The programming model is your primary attack surface. For a Move-based chain like Aptos or Sui, you must audit for resource-oriented vulnerabilities—ensuring strict ownership rules are enforced and preventing unauthorized resource duplication or deletion. In a CosmWasm smart contract on Cosmos, focus on message-handling logic and inter-contract calls, which differ from Solidity's function-based model. For Solana, audit the interaction between programs and account data structures, checking for improper privilege escalation and rent exemption logic. Always review the chain's native client and SDK for potential injection or deserialization flaws.

Tooling is less mature, demanding a manual, code-first approach. You will often need to write custom scripts to analyze state transitions or simulate complex interactions. For formal verification, leverage chain-specific frameworks like the Move Prover for Aptos. Key areas to scrutinize include cross-program invocations, fee mechanics, validator client diversity, and the handling of chain upgrades (hard forks). Document any deviations from the chain's official specifications, as these can be critical vulnerabilities. Your final report must contextualize findings within the specific non-EVM architecture, explaining risks in terms of its unique safety model.

Evaluating a non-EVM blockchain's safety is a multi-layered process. You must move beyond the familiar EVM paradigm to assess the consensus mechanism (e.g., Solana's Proof of History, Cardano's Ouroboros), the virtual machine's formal verification capabilities (like Move Prover for Sui/Aptos), and the runtime's security invariants. The key is to understand the security trade-offs inherent in each design choice—higher throughput often requires trusting a smaller validator set, while formal verification can limit developer flexibility.

To put this into practice, start by auditing the on-chain activity. Use a blockchain explorer specific to the chain (like Solana Explorer or Sui Explorer) to examine recent transactions, validator performance, and smart contract interactions. Look for patterns of failed transactions or network congestion. Next, review the core protocol's bug bounty program and public audit reports. A mature project will have undergone multiple audits from firms like Trail of Bits or Kudelski Security, with findings publicly disclosed.

Your assessment should culminate in a risk matrix tailored to your interaction.

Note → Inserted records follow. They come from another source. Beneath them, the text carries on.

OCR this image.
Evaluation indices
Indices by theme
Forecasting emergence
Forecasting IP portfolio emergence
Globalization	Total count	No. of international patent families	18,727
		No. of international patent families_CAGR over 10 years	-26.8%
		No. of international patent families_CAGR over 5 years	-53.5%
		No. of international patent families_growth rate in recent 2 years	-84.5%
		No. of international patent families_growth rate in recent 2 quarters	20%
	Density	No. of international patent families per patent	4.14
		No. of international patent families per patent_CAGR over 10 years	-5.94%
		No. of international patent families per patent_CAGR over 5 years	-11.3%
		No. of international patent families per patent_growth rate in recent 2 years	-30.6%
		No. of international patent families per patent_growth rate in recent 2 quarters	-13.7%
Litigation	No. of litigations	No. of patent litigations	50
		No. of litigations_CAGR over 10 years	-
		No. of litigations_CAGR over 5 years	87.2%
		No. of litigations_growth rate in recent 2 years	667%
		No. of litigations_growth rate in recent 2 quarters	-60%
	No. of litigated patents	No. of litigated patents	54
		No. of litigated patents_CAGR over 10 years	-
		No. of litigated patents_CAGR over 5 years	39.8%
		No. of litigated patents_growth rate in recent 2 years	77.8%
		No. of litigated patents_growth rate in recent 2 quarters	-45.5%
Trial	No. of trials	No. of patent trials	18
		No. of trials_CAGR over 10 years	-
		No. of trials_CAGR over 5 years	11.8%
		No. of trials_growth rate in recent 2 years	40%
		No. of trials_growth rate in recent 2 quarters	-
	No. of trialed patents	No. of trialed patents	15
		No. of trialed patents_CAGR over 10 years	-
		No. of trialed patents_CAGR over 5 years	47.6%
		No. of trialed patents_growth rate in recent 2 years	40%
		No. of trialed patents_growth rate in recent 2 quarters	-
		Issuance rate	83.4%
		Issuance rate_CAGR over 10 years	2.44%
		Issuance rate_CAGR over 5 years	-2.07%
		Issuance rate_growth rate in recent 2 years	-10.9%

For a DeFi application on a high-throughput chain, prioritize validator decentralization and oracle reliability. For an NFT project, focus on the immutability guarantees of the underlying ledger and the security of the digital asset standard (e.g., SPL Token vs. Cosmos CW-721). Document the identified risks—such as reliance on a small set of sequencers or novel cryptographic assumptions—and decide if they are acceptable for your asset's value and intended holding period.

The landscape of non-EVM chains is rapidly evolving. To stay current, engage directly with the developer communities on Discord or GitHub, follow core protocol research blogs, and monitor real-time network metrics with tools like Solana Beach for Solana or Mintscan for Cosmos. Continuously testing your assumptions against live network behavior is the most effective way to build confidence in these innovative but complex ecosystems.